Winner of the prestigious 2016 Swormstedt Award and 2016 Best of Class Award for excellence in technical writing presented by the Academy of Screen and Digital Printing Technologies (ASDPT) of the Specialty Graphic Imaging Association (SGIA).
A good portion of the problems of those long and tedious registration times, where you settle for something less than perfect, the images that are distorted and with uneven and inconsistent color integrity are easily resolved.
It has long been understood that every screen has a printable image area, often referred to as the “sweet spot” in which the image must be placed. If the printable image area is exceeded the printed image will suffer in a variety of ways. The most pronounced problems will be with the ink deposit and registration – as they will not be consistent from the center to the edges of the image.
There are a number of theories about how to evaluate the printable image area. All of which propose that the printable image area is rectangular or square in shape, however, the printable area is actually an oval when using a rectangular frame or a circle in the instance of a square frame. This is due to the tension of the mesh which is concentric from the center of the frame outward.
The purpose of this work is to eliminate the confusion by providing a mathematical reference that offers a visual guide as to the proper image to screen size ratio.
The discovery of the Golden Image Ratio came about from mapping the known variables that exist within the screenprinting process with regards to the consistency from image edge to edge in relation to the registration, and the consistency of the ink deposit. While problems with both of these variables can be worsened or lessened with tension, off contact and squeegee size, they all depend on an image size that does not exceed the correct image to screen size ratio.
The Golden Image Ratio is proportional to the Standard Operating Procedures in place within a given shop, dependent upon the required tension levels, off contact distance dependent upon the rheology of the ink, and the degree of registration required.
The screenprinting technologies have struggled with problems arising from the printing of images too large for the chosen frame size, simply because there is no given rule of the image to frame size to follow. The image to frame size has always been one of the suggestions that vary widely.
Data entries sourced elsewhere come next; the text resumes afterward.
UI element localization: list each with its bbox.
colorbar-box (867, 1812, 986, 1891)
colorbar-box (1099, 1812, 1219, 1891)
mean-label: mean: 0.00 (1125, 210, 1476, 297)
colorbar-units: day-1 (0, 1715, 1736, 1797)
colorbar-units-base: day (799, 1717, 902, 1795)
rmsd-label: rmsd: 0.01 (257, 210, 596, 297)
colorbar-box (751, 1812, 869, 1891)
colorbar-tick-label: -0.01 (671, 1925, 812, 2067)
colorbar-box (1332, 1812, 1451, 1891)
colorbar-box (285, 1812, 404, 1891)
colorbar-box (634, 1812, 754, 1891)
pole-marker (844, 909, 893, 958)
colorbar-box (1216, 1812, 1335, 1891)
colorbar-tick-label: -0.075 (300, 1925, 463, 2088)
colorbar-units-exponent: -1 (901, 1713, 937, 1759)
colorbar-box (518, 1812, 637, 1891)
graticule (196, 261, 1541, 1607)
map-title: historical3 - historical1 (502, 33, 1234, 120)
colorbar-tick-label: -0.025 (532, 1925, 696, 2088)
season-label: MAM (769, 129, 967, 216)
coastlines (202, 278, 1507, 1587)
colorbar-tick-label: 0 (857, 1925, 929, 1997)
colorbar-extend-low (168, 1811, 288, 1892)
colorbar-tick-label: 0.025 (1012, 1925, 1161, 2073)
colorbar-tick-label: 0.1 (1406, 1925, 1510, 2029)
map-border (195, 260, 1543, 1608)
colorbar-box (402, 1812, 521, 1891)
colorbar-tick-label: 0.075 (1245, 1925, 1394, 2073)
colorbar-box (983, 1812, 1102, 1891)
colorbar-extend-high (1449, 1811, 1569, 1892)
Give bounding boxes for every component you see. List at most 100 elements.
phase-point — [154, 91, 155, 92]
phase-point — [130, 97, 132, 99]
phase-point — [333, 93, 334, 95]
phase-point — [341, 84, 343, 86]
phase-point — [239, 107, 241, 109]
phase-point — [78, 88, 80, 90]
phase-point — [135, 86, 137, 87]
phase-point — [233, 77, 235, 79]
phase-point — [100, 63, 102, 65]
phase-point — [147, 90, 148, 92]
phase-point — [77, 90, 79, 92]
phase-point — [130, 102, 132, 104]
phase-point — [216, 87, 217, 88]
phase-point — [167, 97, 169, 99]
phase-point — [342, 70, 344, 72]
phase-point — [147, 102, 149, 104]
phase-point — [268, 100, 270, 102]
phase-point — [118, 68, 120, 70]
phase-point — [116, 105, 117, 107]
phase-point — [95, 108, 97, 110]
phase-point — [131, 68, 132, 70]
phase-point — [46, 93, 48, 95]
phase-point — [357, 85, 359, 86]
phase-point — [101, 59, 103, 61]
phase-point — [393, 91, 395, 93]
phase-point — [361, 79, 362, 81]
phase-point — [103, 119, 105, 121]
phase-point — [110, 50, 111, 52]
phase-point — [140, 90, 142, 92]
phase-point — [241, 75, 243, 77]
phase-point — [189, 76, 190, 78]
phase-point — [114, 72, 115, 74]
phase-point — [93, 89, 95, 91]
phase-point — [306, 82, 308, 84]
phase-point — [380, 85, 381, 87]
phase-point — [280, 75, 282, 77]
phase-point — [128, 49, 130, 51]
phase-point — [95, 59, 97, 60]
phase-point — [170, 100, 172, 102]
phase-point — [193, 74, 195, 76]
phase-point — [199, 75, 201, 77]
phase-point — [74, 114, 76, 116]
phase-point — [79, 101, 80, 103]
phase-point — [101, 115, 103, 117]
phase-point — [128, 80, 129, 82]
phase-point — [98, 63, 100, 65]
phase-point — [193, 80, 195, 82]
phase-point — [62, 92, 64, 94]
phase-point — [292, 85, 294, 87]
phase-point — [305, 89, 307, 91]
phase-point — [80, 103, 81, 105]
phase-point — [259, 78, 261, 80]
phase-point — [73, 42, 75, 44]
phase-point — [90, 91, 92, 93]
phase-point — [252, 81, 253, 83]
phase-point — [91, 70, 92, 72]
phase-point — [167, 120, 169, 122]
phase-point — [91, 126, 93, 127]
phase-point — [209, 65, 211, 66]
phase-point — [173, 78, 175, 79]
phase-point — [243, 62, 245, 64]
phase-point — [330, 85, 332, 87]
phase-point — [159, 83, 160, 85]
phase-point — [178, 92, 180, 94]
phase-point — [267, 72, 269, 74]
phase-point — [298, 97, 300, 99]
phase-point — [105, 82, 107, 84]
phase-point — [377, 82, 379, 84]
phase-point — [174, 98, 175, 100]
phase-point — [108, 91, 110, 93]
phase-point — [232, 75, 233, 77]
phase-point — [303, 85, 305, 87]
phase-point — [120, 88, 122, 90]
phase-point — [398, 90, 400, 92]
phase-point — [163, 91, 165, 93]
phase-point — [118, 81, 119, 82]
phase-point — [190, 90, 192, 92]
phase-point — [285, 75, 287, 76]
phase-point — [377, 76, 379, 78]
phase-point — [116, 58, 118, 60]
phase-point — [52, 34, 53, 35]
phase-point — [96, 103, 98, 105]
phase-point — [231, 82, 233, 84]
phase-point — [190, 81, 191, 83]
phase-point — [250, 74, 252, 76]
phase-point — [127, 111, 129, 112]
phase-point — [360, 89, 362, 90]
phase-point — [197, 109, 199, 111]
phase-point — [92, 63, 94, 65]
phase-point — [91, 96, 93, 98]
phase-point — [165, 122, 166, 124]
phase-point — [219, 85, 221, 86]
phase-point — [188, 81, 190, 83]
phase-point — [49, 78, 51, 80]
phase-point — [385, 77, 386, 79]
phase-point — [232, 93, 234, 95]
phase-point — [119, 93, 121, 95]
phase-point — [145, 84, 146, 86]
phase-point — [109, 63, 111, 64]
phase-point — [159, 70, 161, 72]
With over 500 known variables within the screenprinting process, there is no need to add to the myriad problems already in existence. It is obvious that the screenprinting technologies needs a guide which can be adhered to by the frame and equipment manufacturers, as well as the screenprinter. With a rule in place to know the maximum image size of a given inside dimension of the frame, the confusion and often the ultimate failure of the printed image would not be the problem that it is today.